Le parole rappresentano, da sempre, un elemento fondante della civiltà umana. È grazie alle parole che possiamo strutturare i nostri pensieri, stabilire delle dinamiche sociali, trasmettere le nostre conoscenze, i nostri ricordi, i nostri sogni, le nostre ambizioni. È grazie alle parole che riusciamo a plasmare la nostra percezione sulle cose e a esprimere le nostre opinioni.
Oggi, nell’era digitale, le parole si diffondono in modo immediato e capillare, raggiungendo migliaia di persone in un istante. Questa rapidità di diffusione, però, comporta una grande responsabilità: saper scegliere le parole con cura, consapevoli dell’impatto, positivo o negativo, che potrebbero avere.
L’etica delle parole nell’era delle connessioni digitali
Le parole non si limitano a descrivere la realtà, sono anche portatrici di significati profondi e veicoli di emozioni. Le parole possono unire, abbattere barriere, innovare, ma, allo stesso tempo, possono creare muri invisibili, discriminare o alimentare conflitti. Nel mondo digitale, la velocità di diffusione dei messaggi e la sempre più diffusa mancanza di filtri comunicativi delle piattaforme social, rendono fondamentale un’educazione linguistica che promuova un uso consapevole delle parole per poter prevenire la disinformazione e la propagazione di discorsi d’odio.
L’uso improprio delle parole, attraverso stereotipi o espressioni denigratorie, può portare all’affermarsi di dinamiche di esclusione e di marginalizzazione. Per questo motivo, adottare un linguaggio più inclusivo potrebbe contribuire a decostruire pregiudizi che per anni sono stati portati avanti a discapito di gruppi di persone che si sono viste, così, messe da parte ed escluse da alcuni contesti sociali.
Nel nostro mondo iperconnesso, il linguaggio viene spesso usato in modo distorto con intenti di manipolazione o di violenza. Assistiamo sempre più frequentemente a episodi di cyberbullismo compiuti da persone che – in molti casi – si nascondono nell’anonimato e che utilizzano le parole, questo strumento così potente, con un intento negativo, scegliendo deliberatamente un lessico aggressivo e poco inclusivo.
Le fake news, i discorsi d’odio e le aggressioni verbali hanno conseguenze tangibili, soprattutto fra i più giovani.
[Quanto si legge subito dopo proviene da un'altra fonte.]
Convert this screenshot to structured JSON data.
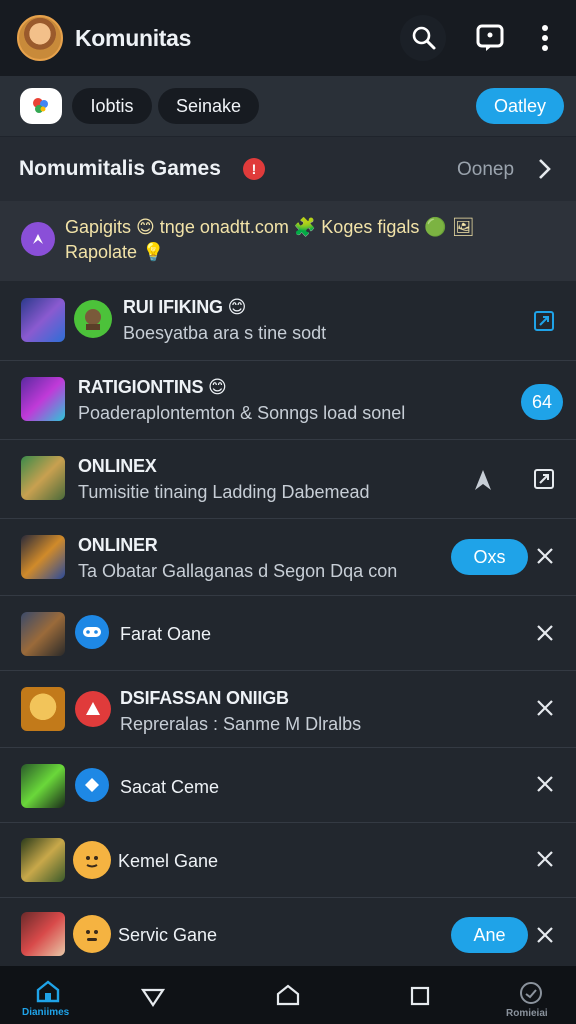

Un insulto online può portare le persone a isolarsi, a cadere in stati depressivi; una fake news può influenzare e plasmare negativamente il pensiero di molti.
Scegliere le parole giuste: un atto di responsabilità etica
In questo contesto, scegliere le parole giuste diventa un atto di responsabilità etica per ognuno di noi. L’etica del linguaggio non è un concetto da intendere come astratto, ma diventa una necessità concreta e invita a una riflessione critica sul peso che hanno determinati termini, ma anche all’accettazione della non neutralità delle parole.
“Non conosco nulla al mondo che abbia tanto potere quanto la parola” – Emily Dickinson.
Nel caos delle notifiche e dei messaggi istantanei, educarsi a un uso consapevole e attento delle parole significa impegnarsi nella costruzione di narrazioni che restituiscano alle parole il loro ruolo di strumenti di inclusione e non di esclusione. Ciò non vuol dire stravolgere completamente la nostra lingua, ma prendere coscienza di come e perché utilizziamo alcuni termini e alcune costruzioni che, seppur radicati nel nostro lessico quotidiano, potrebbero portare con sé sfumature discriminatorie.
Certamente, la responsabilità di una scelta più mirata delle parole e la promozione di un linguaggio più inclusivo e consapevole non può essere affidata al singolo individuo, ma deve essere un impegno collettivo, che coinvolga anche brand e aziende che devono prendere una posizione per quanto riguarda il loro modo di comunicare sia online che offline.
Utilizzare un linguaggio più consapevole non è solo una questione di sensibilità, ma una scelta attiva di equità e rispetto. Solo prendendo coscienza del potere delle parole e del loro valore etico possiamo trasformarle in strumenti di connessione, generando un cambiamento concreto e duraturo.